NRC Publishes False Finding for Radioactive Dumping in Landfills
DOE Announces Plan to Move More Rocky Flats Waste to WIPP
The Alliance for Nuclear Accountability (or ANA) recently sent a letter to the Nuclear Regulatory Commission (or NRC) accusing them of publishing a false Finding of No Significant Impact in the Federal Register for a proposed rule that would allow NRC to dump uranium and thorium in unlicensed disposal facilities, including municipal landfills. ANA also says that NRC's finding was based on an Environmental Assessment of the proposal that did not exist.
NRC's register notice stated that the proposed dumping would have no significant impact on human health or the environment. NRC claimed that the finding was based on an environmental assessment, which is required under the National Environmental Policy Act, and was available upon request. When ANA requested the assessment, Gary Comfort, Senior Project Manager for NRC, said, "The language included in the [Federal Register Notice] is the entire [assessment]. Because the [assessment] was straightforward and concise, it was included in the [notice]."

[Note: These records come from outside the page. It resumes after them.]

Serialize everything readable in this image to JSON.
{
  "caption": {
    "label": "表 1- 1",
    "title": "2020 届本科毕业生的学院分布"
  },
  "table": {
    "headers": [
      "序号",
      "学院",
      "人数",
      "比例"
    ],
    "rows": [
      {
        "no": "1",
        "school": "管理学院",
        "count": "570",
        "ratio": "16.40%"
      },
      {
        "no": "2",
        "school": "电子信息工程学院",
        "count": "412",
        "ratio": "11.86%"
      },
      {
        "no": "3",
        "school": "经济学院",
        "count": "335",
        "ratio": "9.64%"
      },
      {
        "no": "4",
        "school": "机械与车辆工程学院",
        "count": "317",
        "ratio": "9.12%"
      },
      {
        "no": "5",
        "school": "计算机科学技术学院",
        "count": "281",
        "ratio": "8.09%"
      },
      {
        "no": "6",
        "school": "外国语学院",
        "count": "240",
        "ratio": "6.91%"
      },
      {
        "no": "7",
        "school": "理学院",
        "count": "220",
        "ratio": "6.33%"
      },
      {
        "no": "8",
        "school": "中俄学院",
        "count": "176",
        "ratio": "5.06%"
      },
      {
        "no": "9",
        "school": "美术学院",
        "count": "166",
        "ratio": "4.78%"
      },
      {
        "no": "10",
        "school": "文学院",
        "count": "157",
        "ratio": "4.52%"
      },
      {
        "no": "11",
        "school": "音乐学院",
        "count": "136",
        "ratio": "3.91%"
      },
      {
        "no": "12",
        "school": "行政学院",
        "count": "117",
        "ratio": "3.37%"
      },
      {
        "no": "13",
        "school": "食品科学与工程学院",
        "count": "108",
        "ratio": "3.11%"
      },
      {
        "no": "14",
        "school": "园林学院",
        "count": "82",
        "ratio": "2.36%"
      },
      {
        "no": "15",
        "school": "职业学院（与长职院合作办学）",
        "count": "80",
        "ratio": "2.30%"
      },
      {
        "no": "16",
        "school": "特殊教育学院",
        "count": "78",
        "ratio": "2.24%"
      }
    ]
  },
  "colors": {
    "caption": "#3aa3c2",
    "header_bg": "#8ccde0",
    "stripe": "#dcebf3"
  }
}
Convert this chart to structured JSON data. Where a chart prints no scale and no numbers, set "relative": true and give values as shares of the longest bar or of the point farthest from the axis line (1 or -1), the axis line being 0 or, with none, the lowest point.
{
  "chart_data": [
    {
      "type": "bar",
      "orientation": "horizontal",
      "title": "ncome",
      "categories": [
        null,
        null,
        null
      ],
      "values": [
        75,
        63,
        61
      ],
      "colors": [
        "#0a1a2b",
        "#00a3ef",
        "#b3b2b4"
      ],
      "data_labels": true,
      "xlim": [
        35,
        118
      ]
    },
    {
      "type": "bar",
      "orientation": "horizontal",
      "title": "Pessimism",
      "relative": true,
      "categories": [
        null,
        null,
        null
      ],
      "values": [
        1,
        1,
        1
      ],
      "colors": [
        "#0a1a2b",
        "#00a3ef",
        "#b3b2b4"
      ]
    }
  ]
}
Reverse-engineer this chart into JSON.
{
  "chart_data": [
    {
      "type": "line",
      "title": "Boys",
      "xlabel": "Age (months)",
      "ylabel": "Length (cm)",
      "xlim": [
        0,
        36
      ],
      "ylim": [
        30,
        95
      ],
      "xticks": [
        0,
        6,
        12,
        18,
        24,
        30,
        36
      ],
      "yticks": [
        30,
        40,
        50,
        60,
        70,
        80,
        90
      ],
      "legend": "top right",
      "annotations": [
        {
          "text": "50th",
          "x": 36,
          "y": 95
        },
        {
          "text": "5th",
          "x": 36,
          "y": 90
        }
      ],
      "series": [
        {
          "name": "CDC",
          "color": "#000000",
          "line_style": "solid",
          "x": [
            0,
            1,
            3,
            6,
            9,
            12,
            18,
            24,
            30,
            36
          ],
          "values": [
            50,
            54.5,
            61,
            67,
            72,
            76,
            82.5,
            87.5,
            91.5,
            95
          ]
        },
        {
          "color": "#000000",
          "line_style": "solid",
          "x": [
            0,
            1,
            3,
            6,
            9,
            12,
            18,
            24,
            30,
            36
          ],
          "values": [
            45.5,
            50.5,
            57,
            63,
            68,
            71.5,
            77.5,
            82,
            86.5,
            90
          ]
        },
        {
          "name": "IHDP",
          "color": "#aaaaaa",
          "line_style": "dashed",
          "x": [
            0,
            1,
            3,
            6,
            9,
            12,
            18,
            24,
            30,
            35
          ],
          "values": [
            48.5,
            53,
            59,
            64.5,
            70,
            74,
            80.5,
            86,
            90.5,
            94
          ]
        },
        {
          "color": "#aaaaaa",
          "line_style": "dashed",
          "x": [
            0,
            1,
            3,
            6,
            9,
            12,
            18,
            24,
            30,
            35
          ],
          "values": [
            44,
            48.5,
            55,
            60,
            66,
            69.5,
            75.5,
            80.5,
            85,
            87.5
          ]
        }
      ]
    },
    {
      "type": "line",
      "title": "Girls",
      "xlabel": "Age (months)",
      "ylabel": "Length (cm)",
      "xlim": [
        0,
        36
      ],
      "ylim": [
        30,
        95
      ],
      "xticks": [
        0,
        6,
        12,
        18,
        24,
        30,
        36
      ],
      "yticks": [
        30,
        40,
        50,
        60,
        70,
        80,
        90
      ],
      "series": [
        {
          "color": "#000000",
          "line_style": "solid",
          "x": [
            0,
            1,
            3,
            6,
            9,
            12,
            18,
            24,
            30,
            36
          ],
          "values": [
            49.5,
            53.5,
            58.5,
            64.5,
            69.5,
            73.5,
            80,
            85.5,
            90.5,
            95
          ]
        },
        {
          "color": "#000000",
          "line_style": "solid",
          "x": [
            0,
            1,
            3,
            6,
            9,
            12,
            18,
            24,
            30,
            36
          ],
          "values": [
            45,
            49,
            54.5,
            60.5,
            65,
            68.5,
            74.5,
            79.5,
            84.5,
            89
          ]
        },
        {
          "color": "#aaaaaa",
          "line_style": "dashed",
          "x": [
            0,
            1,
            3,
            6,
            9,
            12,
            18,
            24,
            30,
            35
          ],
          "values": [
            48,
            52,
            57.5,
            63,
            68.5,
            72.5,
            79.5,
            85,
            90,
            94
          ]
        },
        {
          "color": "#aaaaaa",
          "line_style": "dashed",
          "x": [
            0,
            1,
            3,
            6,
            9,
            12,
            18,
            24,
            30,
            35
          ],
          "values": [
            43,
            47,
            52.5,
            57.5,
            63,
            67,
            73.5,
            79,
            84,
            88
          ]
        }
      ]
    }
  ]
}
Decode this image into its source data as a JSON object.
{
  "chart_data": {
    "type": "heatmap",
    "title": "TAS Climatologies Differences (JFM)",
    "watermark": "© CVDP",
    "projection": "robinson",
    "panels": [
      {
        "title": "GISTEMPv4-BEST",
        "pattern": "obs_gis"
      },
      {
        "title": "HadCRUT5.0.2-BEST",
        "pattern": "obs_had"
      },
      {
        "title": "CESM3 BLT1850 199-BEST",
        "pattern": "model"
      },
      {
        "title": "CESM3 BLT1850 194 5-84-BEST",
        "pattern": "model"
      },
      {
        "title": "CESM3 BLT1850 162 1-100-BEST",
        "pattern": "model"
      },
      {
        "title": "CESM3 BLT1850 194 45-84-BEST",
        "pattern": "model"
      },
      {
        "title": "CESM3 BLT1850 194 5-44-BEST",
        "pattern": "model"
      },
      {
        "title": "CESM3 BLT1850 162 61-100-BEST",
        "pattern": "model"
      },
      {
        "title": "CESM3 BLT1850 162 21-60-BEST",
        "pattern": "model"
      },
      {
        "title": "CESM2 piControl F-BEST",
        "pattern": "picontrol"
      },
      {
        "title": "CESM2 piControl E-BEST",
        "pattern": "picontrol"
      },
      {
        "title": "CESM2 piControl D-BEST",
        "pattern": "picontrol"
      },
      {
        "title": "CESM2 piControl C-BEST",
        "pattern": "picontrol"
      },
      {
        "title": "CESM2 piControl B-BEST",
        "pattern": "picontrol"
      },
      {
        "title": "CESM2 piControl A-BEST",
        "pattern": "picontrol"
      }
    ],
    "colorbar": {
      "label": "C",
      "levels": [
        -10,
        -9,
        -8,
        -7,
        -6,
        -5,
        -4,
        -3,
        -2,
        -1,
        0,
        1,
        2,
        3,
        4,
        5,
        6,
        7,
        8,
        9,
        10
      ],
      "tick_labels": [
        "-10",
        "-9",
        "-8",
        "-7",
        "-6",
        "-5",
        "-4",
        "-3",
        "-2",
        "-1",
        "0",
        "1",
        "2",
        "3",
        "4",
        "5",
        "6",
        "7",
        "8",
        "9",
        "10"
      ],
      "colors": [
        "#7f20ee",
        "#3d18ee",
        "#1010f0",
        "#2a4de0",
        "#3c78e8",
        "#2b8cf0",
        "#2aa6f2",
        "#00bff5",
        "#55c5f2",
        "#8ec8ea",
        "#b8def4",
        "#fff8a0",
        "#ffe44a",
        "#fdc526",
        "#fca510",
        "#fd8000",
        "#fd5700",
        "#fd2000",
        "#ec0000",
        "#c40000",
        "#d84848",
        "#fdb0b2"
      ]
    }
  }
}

ANA pointed out that the notice failed to address the cancer risk posed by the proposed dumping, which may be as high as 2 cases of cancer per 1,000 people exposed. Furthermore, ANA indicated in the letter that such waste transfers to landfills would likely result in Superfund or state hazardous materials cleanups, which would increase exposure risks.
The Environmental Protection Agency has found that exposure levels of 25 millirem per year do not adequately protect human health and the environment. ANA points out that the levels that NRC predicts from the proposal could be as high as 200 millirem per year. ANA said, "It is clear that the proposed action, which is admitted to have the potential to expose workers and the public to radiation doses far in excess of these other standards, has the potential to harm human health and the environment. Thus, a [more complete] environmental [analysis] must be prepared...."
The Department of Energy (or DOE) announced this week that it plans to ship 45 truckloads of plutonium contaminated waste to the Waste Isolation Pilot Plant (or WIPP) near Carlsbad, despite claiming in February that, due to high plutonium concentration, an alternate destination would be found. DOE claims that they have since realized that the waste has just a low enough plutonium concentration to meet WIPP's disposal criteria. The waste represents nearly half of the surplus plutonium that is waiting to be shipped from Rocky Flats in order to satisfy its 2006 closure date.
Activists are concerned because DOE's decision was made without any prior public notice. Joni Arends, of Concerned Citizens for Nuclear Safety, said, "DOE made a promise in February and now has contradicted that promise without opportunity for public comment. This sets a very bad precedent for DOE policy making, which should be of grave concern for New Mexicans, considering that there are three major DOE facilities here. We hope that our Congressional delegation will communicate our concerns to DOE in order to increase openness in the decision making process, not only in New Mexico but throughout the DOE complex."